- Directed by: James Motluk
- Starring: Lubomyr Luciuk Inky Mark
- Theme music composer: Tad Winklarz
- Country of origin: Canada
- Original languages: English Ukrainian

Production
- Cinematography: Lance Carlson
- Editor: Jack McLuskie
- Running time: 60 minutes

Original release
- Network: Omni Television
- Release: June 8, 2009

= Jajo's Secret =

Jajo's Secret (version in «Таємниця Джаджо») is a 2009 made-for-TV documentary film about the internment of Ukrainian Canadians by the government of Canada during World War I. It was produced and directed by James Motluk (credited as James E Motluk) and broadcast on Omni Television. One of the first projects funded by the Canadian First World War Internment Recognition Fund.

== Summary ==
The film begins with the discovery by filmmaker Motluk of a parole certificate issued to his late grandfather, Elias, in 1918. Trying to uncover the truth about why the certificate was issued, he begins a journey that is chronicled in the film, first to Sault Ste. Marie, Ontario and then to Ottawa. What he discovers is that the Canadian government created legislation known as the War Measures Act to arrest and intern thousands of Ukrainians whom they perceived as enemy aliens during World War I. After the war, these prisoners were paroled and made to work as forced labour in many private Canadian companies on the railroad, in the mines and even building the national park system. Motluk traces his own grandfather to a camp located in the northern Ontario town of Kapuskasing.

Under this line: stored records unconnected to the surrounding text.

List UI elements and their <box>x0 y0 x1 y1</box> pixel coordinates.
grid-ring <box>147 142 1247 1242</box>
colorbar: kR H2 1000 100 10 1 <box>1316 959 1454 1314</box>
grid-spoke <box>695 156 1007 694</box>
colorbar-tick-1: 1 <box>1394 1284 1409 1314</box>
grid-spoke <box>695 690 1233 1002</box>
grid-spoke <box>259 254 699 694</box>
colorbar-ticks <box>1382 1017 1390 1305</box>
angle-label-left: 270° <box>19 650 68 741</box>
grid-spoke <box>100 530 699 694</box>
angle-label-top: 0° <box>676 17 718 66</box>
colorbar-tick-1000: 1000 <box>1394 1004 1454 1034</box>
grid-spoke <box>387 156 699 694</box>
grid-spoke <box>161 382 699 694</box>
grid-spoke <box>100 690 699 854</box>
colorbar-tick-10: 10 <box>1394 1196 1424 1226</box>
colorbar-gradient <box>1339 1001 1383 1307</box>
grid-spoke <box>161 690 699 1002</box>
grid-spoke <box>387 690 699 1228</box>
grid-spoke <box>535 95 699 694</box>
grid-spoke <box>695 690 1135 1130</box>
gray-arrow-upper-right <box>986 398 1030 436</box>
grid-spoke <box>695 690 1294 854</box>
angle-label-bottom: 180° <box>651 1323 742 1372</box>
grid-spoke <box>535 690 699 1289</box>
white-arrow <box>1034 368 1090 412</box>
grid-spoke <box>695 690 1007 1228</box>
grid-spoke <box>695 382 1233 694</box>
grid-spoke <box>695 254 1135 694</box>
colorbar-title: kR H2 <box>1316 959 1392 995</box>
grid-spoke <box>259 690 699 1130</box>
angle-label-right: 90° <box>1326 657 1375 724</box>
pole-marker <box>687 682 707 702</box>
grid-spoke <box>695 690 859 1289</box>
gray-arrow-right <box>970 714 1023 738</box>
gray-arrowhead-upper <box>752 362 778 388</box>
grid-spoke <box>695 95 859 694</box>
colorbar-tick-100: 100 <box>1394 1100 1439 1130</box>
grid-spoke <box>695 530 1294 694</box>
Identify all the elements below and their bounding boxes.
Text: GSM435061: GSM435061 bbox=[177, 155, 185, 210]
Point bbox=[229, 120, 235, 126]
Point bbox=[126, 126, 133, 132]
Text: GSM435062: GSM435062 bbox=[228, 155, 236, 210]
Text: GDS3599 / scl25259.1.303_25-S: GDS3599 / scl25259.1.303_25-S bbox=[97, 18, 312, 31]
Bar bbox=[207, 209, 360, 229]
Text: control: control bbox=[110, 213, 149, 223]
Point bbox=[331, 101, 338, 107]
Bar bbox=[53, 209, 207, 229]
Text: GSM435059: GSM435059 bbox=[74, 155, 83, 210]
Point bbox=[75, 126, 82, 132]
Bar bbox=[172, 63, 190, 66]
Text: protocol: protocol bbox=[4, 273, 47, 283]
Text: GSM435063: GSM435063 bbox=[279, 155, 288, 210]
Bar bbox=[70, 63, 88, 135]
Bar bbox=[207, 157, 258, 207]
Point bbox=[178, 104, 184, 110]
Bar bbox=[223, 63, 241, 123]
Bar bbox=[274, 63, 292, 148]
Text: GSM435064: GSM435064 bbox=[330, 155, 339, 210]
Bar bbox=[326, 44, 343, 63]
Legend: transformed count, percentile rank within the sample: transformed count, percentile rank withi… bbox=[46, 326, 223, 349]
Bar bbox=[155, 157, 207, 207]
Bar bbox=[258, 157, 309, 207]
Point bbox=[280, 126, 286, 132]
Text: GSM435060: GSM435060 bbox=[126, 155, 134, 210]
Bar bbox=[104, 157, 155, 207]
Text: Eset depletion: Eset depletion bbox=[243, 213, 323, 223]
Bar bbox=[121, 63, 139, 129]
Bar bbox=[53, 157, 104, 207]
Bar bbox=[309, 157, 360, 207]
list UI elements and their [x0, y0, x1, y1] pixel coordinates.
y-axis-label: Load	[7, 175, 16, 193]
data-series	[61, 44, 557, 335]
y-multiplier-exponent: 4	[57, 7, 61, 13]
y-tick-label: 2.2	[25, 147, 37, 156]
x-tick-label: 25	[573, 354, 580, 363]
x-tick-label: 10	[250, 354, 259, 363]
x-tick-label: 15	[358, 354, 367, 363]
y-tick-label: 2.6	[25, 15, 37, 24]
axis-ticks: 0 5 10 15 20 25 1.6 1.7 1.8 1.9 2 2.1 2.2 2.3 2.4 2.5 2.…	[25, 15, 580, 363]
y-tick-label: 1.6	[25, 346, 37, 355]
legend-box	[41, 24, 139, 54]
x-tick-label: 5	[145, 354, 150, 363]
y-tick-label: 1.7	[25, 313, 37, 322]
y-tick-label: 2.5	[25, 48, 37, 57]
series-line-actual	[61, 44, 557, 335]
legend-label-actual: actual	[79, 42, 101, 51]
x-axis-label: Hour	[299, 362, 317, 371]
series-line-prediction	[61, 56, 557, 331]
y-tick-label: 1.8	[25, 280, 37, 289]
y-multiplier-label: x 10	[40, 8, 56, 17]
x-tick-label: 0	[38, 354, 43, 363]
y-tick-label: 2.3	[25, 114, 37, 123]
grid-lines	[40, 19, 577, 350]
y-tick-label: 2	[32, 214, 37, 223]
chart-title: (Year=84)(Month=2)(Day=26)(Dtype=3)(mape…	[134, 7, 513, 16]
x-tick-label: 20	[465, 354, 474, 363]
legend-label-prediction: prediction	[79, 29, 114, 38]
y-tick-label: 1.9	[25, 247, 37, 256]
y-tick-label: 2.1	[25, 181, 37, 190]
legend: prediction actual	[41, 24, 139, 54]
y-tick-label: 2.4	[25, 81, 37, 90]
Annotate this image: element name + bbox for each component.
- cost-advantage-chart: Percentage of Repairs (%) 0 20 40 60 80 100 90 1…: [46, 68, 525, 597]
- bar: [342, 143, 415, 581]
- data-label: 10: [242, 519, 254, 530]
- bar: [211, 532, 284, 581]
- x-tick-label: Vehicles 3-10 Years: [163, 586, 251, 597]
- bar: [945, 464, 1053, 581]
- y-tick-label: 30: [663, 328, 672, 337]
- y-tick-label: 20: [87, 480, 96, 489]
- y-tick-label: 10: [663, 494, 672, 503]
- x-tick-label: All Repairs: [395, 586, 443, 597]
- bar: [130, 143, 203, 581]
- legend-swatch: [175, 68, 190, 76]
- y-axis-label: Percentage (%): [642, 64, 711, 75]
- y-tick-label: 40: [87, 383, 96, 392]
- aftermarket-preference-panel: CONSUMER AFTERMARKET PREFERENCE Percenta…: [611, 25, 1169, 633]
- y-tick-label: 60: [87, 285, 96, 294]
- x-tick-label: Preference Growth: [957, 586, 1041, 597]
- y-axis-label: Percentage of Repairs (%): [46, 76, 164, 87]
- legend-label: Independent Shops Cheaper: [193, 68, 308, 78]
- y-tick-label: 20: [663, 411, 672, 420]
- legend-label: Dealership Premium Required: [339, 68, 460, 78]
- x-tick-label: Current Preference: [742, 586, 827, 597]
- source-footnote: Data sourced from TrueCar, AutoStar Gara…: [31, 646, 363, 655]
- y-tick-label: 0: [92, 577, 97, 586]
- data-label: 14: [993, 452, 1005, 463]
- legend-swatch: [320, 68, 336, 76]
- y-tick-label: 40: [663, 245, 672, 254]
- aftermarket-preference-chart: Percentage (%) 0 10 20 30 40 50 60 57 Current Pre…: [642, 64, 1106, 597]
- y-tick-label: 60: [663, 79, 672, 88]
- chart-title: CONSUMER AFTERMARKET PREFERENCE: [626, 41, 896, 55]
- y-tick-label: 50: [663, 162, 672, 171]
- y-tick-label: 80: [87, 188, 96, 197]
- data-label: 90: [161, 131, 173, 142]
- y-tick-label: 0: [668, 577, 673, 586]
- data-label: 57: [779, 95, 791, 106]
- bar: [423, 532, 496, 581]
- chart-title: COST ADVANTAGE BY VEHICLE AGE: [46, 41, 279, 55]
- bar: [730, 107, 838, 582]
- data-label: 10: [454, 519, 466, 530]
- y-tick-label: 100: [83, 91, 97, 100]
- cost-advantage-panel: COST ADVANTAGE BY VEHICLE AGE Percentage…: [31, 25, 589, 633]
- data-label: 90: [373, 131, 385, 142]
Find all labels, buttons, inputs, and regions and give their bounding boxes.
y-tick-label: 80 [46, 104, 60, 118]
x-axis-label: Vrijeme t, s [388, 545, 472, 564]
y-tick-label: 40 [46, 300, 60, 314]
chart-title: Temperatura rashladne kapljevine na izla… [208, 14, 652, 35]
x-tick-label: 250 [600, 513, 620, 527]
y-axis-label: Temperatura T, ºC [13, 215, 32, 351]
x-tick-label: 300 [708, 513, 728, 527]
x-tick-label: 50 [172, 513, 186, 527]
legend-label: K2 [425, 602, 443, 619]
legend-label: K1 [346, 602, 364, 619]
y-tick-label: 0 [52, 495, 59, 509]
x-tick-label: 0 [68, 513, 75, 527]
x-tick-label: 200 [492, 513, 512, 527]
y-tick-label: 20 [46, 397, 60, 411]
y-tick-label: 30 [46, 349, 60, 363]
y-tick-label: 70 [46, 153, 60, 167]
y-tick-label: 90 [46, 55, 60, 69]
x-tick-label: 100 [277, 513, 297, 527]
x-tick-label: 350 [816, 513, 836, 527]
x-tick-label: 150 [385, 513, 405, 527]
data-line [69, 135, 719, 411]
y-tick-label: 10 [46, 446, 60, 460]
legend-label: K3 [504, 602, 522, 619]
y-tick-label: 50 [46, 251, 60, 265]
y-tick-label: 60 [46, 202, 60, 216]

Until recently, the Canadian government tried to hide what had happened. During the production of the film, the government finally apologized to the Ukrainian community and agreed to pay restitution. The title refers to Motluk's grandfather whom he would call Jajo, a child's version of Tato which is Ukrainian for father.

==Critical reception==
The film has received a lot of praise since its debut on Omni Television in June 2009. In 2011, it was invited to screen at Columbia University in New York and later at the Ukrainian Museum in Manhattan.